Se todos os juízes do Mundo... (*)
Por José Saramago
Ainda que todos os juízes do mundo fossem
homens justos, no sentido de serem, todos eles, sem excepção,
rigorosos aplicadores da lei, nem assim o mundo estaria vivendo
na santa paz da justiça. Os juízes formam-se e existem para
acatar e fazer acatar as leis, mas as leis não são justas só
por terem o nome de lei: dizer lei nem sempre foi o mesmo que
dizer justiça. Na história dos povos multiplicam-se os exemplos
desta verdade. Muito pior do que isto, porém, é quando num
tribunal, chamado a decidir sobre uma acção presuntamente
criminosa, se vão encontrar reunidas duas injustiças: a da lei
e a do juiz. Já não bastava a hipótese de que o juiz fosse
daqueles que facilmente tapam os ouvidos à voz da sua
consciência, no caso de ainda a terem, aplicando cientemente e
à letra, sem o menor gesto de protesto público, uma lei que já
sabiam ser injusta ou, pelo menos, desajustada em relação ao
caso em juízo. Nesta situação corrupta, isto é, reunidas no
mesmo foro as duas injustiças, quer prevenido o juiz de antemão
contra o acusado quer forjada a lei para abrir caminho à
condenação, ambos potenciarão alegremente as suas
mútuas perversões institucionais e morais, começando logo por
desprezar aquele sábio conselho da jurisprudência clássica que
determinava que uma dúvida fundamentada, quando a houvesse.

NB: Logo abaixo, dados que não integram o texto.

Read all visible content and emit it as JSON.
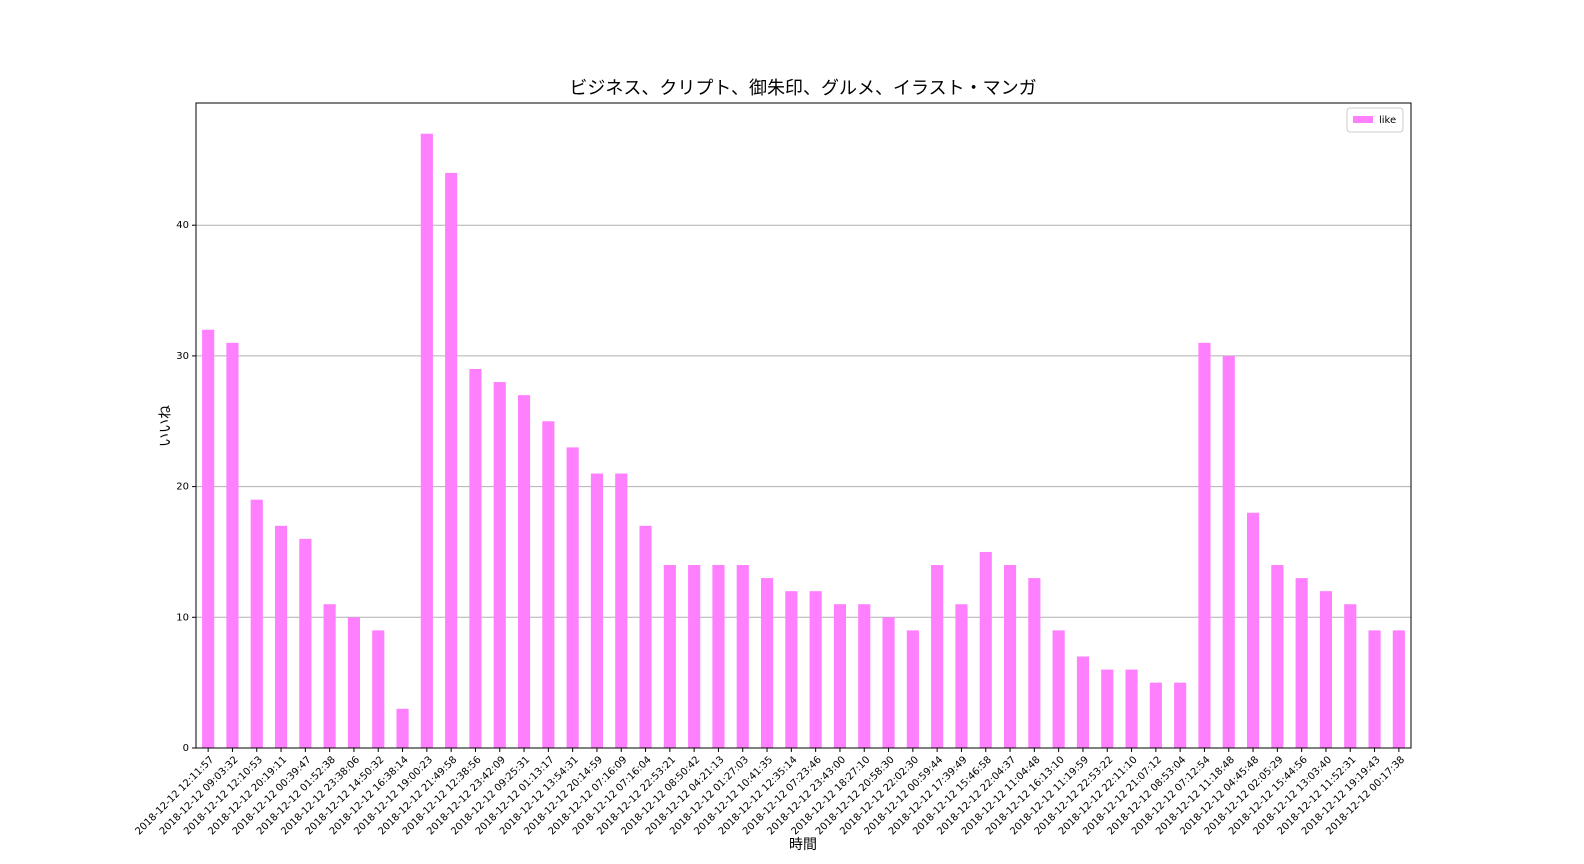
{
  "chart_data": {
    "type": "bar",
    "title": "ビジネス、クリプト、御朱印、グルメ、イラスト・マンガ",
    "x_label": "時間",
    "y_label": "いいね",
    "categories": [
      "2018-12-12 12:11:57",
      "2018-12-12 09:03:32",
      "2018-12-12 12:10:53",
      "2018-12-12 20:19:11",
      "2018-12-12 00:39:47",
      "2018-12-12 01:52:38",
      "2018-12-12 23:38:06",
      "2018-12-12 14:50:32",
      "2018-12-12 16:38:14",
      "2018-12-12 19:00:23",
      "2018-12-12 21:49:58",
      "2018-12-12 12:38:56",
      "2018-12-12 23:42:09",
      "2018-12-12 09:25:31",
      "2018-12-12 01:13:17",
      "2018-12-12 13:54:31",
      "2018-12-12 20:14:59",
      "2018-12-12 07:16:09",
      "2018-12-12 07:16:04",
      "2018-12-12 22:53:21",
      "2018-12-12 08:50:42",
      "2018-12-12 04:21:13",
      "2018-12-12 01:27:03",
      "2018-12-12 10:41:35",
      "2018-12-12 12:35:14",
      "2018-12-12 07:23:46",
      "2018-12-12 23:43:00",
      "2018-12-12 18:27:10",
      "2018-12-12 20:58:30",
      "2018-12-12 22:02:30",
      "2018-12-12 00:59:44",
      "2018-12-12 17:39:49",
      "2018-12-12 15:46:58",
      "2018-12-12 22:04:37",
      "2018-12-12 11:04:48",
      "2018-12-12 16:13:10",
      "2018-12-12 11:19:59",
      "2018-12-12 22:53:22",
      "2018-12-12 22:11:10",
      "2018-12-12 21:07:12",
      "2018-12-12 08:53:04",
      "2018-12-12 07:12:54",
      "2018-12-12 11:18:48",
      "2018-12-12 04:45:48",
      "2018-12-12 02:05:29",
      "2018-12-12 15:44:56",
      "2018-12-12 13:03:40",
      "2018-12-12 11:52:31",
      "2018-12-12 19:19:43",
      "2018-12-12 00:17:38"
    ],
    "series": [
      {
        "name": "like",
        "color": "#ff80ff",
        "values": [
          32,
          31,
          19,
          17,
          16,
          11,
          10,
          9,
          3,
          47,
          44,
          29,
          28,
          27,
          25,
          23,
          21,
          21,
          17,
          14,
          14,
          14,
          14,
          13,
          12,
          12,
          11,
          11,
          10,
          9,
          14,
          11,
          15,
          14,
          13,
          9,
          7,
          6,
          6,
          5,
          5,
          31,
          30,
          18,
          14,
          13,
          12,
          11,
          9,
          9
        ]
      }
    ],
    "ylim": [
      0,
      49.35
    ],
    "yticks": [
      0,
      10,
      20,
      30,
      40
    ],
    "grid": true,
    "legend": "upper right"
  }
}
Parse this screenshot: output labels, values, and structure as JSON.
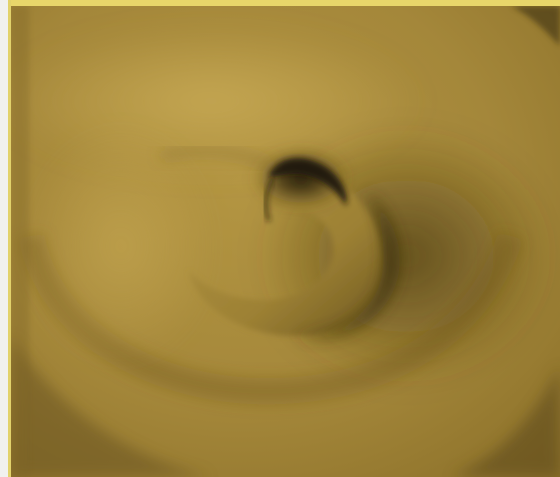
{
  "scene": {
    "subject": "swirl-surface-render",
    "colors": {
      "surface_base": "#9e8232",
      "surface_light": "#b99a45",
      "surface_shadow": "#5c4917",
      "core_dark": "#1d170b",
      "frame_background": "#f1f1ef",
      "frame_accent": "#e8d66a"
    }
  }
}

deveria favorecer o réu e não a pena. Há casos, contudo, em
que a dúvida não é legítima, nem sequer admissível à luz
clara da razão ou do simples senso comum, casos em que toda a
configuração do processo testemunha, pelo contrário, a favor
do acusado, e, não obstante, lei e juiz, mancomunados, negam,
não já a mera presunção de inocência mas a própria
evidência dela, e condenam sem culpa. Aconteceu isto no Brasil,
em 10 de Junho de 1997, quando o Tribunal de Justiça de Vitória
(Espírito Santo) condenou a 26 anos e 6 meses de prisão José
Rainha, um dos principais dirigentes do Movimento dos
Trabalhadores Rurais Sem Terra (MST), acusado de assassínio de
um polícia e de um fazendeiro. Ora, no dia do crime, 5 de Junho
de 1989, José Rainha encontrava-se, e fez disso prova bastante,
a 2000 km do local. O juiz desprezou a prova e os direitos da
defesa e, brutalmente, condenou. Se a Justiça, no Brasil,
tal como sucede no resto do mundo, é representada com os olhos
vendados, passámos, a partir de agora, a ter motivo para supor
que, se a infeliz está assim, é para que não possamos
aperceber-nos de que lhe arrancaram os olhos...
José Rainha, que, naturalmente, apelou da sentença, voltará ao mesmo Tribunal no próximo dia 13 de Dezembro para o julgamento do recurso. Não sendo crível que a justiça no Estado brasileiro de Espírito Santo tenha passado, nestes últimos dois anos, por um processo de regeneração moral e institucional, há razões para temer que a farsa judicial se venha a repetir. Há algum tempo, quando me manifestei publicamente a favor dos trabalhadores sem terra. o presidente do Brasil, sr. Fernando Henrique Cardoso, embora sem citar o meu nome, aconselhou-me a que me ocupasse dos assuntos do meu país e deixasse os do seu em paz. Não lhe faço a vontade. A mundialização, senhor presidente, quando nasce, é para todos. Por muito que lhe desagrade, o seu Brasil, os sem terra seus compatriotas e a justiça que os condena fazem parte do meu mundo. Suporte-me, ainda que lhe custe, E permita-me que lhe pergunte se conseguiu dormir todas estas noites em sossego depois de José Rainha ter sido condenado a 26 anos e 6 meses por um crime que não cometeu.
P. S. - Mesmo que à justiça não lhe tenham arrancado os olhos, sempre será preferível que não os traga tapados. Desta vez, os olhos da Justiça estavam onde e como devem de estar: abertos e no único lugar de onde realmente se pode ver, ou seja, o lugar da razão e do respeito pela verdade. A absolvição de José Rainha, depois da condenação absurda de que fora vítima, mostra-nos que não nos é permitido desanimar na batalha pela dignidade do ser humano. Perderíamos tudo, se a perdêssemos.
(*) José Saramago enviou ao -Avante!» este texto, escrito em Dezembro passado, quando se aguardava a sentença do recurso de José Rainha, acrescentando o post-scriptum que redigiu logo após conhecer a absolvição.